Desde un punto
de vista semántico, ‘oír’ y ‘escuchar’ no son sinónimos. ‘Oír’, del latín audire, es
percibir con el oído; ‘escuchar’,
del latín auscultare, es prestar atención a lo que se oye. Podemos oír que
alguien está hablando sin escuchar lo que dice y también puede darse el caso de
que queramos escuchar algo, pero no lo oigamos. ‘Escuchar’ implica voluntad, un
deseo de percibir y entender.
Esta diferencia
sería matizable, ya que la lengua es mucho más que semántica y a veces
encontramos giros que parecen caprichosos. Además, es un sistema vivo, en el
que las acepciones se desplazan con el tiempo, en contacto con otras lenguas y
realidades, y se imponen nuevos usos: por ejemplo, en los últimos años cada vez
se usa más ‘escuchar’ en el sentido de ‘oír’, como muy bien explica Pedro
Álvarez de Miranda en este artículo
del Centro Virtual Cervantes.Thisbe. J.W. Waterhouse. 1909
Para este ejercicio podemos prescindir de los matices y quedarnos con que la diferencia entre ‘oír’ y ‘escuchar’ reside en la atención. Aunque esa atención no siempre nos lleva en la misma dirección: a veces nos esforzamos por aguzar el oído para escuchar bien, mientras que hay ocasiones en las que nos centramos tanto en lo que estamos haciendo que no oímos que el teléfono está sonando; hay quien es incapaz de leer con música de fondo y hay quien puede estudiar temas complejos por mucho ruido que haya a su alrededor. Todas estas posibilidades están relacionadas con cómo funciona el sentido del oído.

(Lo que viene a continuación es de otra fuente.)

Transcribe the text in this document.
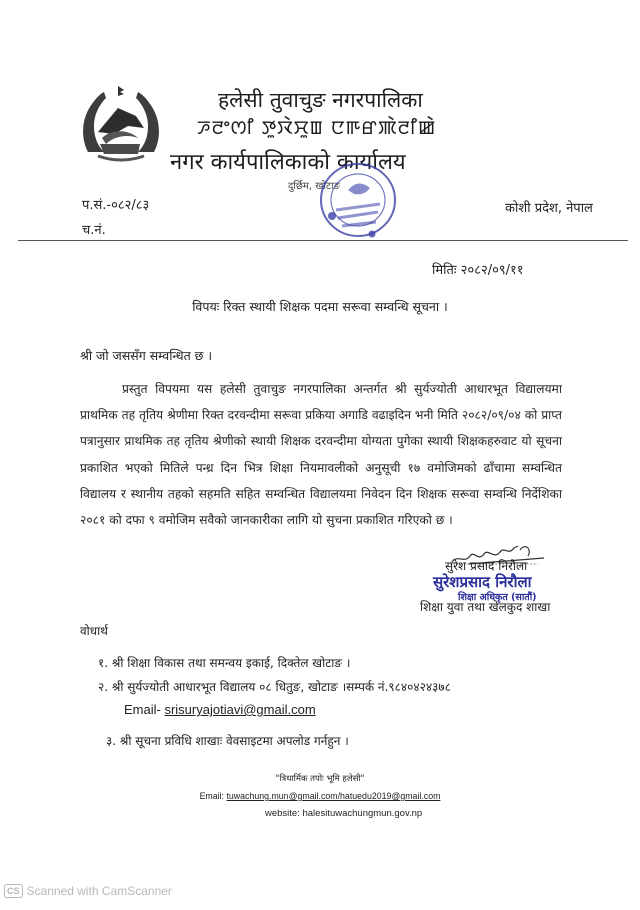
हलेसी तुवाचुङ नगरपालिका
ꯍꯂꯦꯁꯤ ꯇꯨꯋꯥꯆꯨꯡ ꯅꯒꯔꯄꯥꯂꯤꯀꯥ
नगर कार्यपालिकाको कार्यालय
दुर्छिम, खोटाङ
प.सं.-०८२/८३
च.नं.
कोशी प्रदेश, नेपाल
मितिः २०८२/०९/११
विपयः रिक्त स्थायी शिक्षक पदमा सरूवा सम्वन्धि सूचना ।
श्री जो जससँग सम्वन्धित छ ।
प्रस्तुत विपयमा यस हलेसी तुवाचुङ नगरपालिका अन्तर्गत श्री सुर्यज्योती आधारभूत विद्यालयमा प्राथमिक तह तृतिय श्रेणीमा रिक्त दरवन्दीमा सरूवा प्रकिया अगाडि वढाइदिन भनी मिति २०८२/०९/०४ को प्राप्त पत्रानुसार प्राथमिक तह तृतिय श्रेणीको स्थायी शिक्षक दरवन्दीमा योग्यता पुगेका स्थायी शिक्षकहरुवाट यो सूचना प्रकाशित भएको मितिले पन्ध्र दिन भित्र शिक्षा नियमावलीको अनुसूची १७ वमोजिमको ढाँचामा सम्वन्धित विद्यालय र स्थानीय तहको सहमति सहित सम्वन्धित विद्यालयमा निवेदन दिन शिक्षक सरूवा सम्वन्धि निर्देशिका २०८१ को दफा ९ वमोजिम सवैको जानकारीका लागि यो सुचना प्रकाशित गरिएको छ ।
सुरेश प्रसाद निरौला
सुरेशप्रसाद निरौला
शिक्षा अधिकृत (सातौं)
शिक्षा युवा तथा खेलकुद शाखा
वोधार्थ
१. श्री शिक्षा विकास तथा समन्वय इकाई, दिक्तेल खोटाङ ।
२. श्री सुर्यज्योती आधारभूत विद्यालय ०८ धितुङ, खोटाङ ।सम्पर्क नं.९८४०४२४३७८
Email- srisuryajotiavi@gmail.com
३. श्री सूचना प्रविधि शाखाः वेवसाइटमा अपलोड गर्नहुन ।
"त्रिधार्मिक तपोः भूमि हलेसी"
Email: tuwachung.mun@gmail.com/hatuedu2019@gmail.com
website: halesituwachungmun.gov.np
CS Scanned with CamScanner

El oído externo capta las ondas sonoras, que avanzan por el oído medio y el interno hasta llegar a la cóclea, desde donde pasan codificadas al nervio auditivo. El encargado del proceso de descodificación e interpretación de ese mensaje es el cerebro, a través de una serie de niveles o vías auditivas que van obteniendo información y trasladándola al nivel superior. Se identifican características del sonido como la intensidad, la frecuencia, la armonía, la melodía o el ritmo, se integran todos los datos y se prepara una respuesta.
Pero la audición
no solo implica la vía auditiva del cerebro, también pone en marcha áreas como
la corteza multisensorial, que permite establecer la prioridad entre los
distintos estímulos que recibimos, de ahí que tengamos cierta capacidad para concederle
más atención a la actividad que más nos interesa y dejar las demás en segundo
plano.
Además, en el
proceso se activan regiones del cerebro como las que controlan los músculos,
los centros del placer o las vinculadas a la memoria y las emociones.
Toda esta serie de señales e información que entran en juego para interpretar lo que oímos contribuye a que cada persona perciba la música de forma distinta, ya que en la descodificación del sonido intervienen la experiencia y las vivencias personales, asociaciones de recuerdos, preferencias estéticas o incluso conocimientos previos que pueden ayudar a identificar ciertos rasgos musicales que para un oído no entrenado pasan desapercibidos.
Para complicar
un poco más el proceso, a veces el cerebro «nos engaña». Nuestros órganos
sensoriales no son máquinas de precisión, perciben los estímulos de forma
incompleta y es el cerebro el que se encarga de buscar patrones y llenar los
huecos para interpretar la información, un proceso en el que, una vez más,
influye la realidad personal. Este funcionamiento del cerebro da lugar a
curiosos fenómenos de ilusiones sensoriales como las que describen Javier
Armentia y Joaquín Sevilla en la interesante y divertida charla de Naukas «Ciencia con sentidos».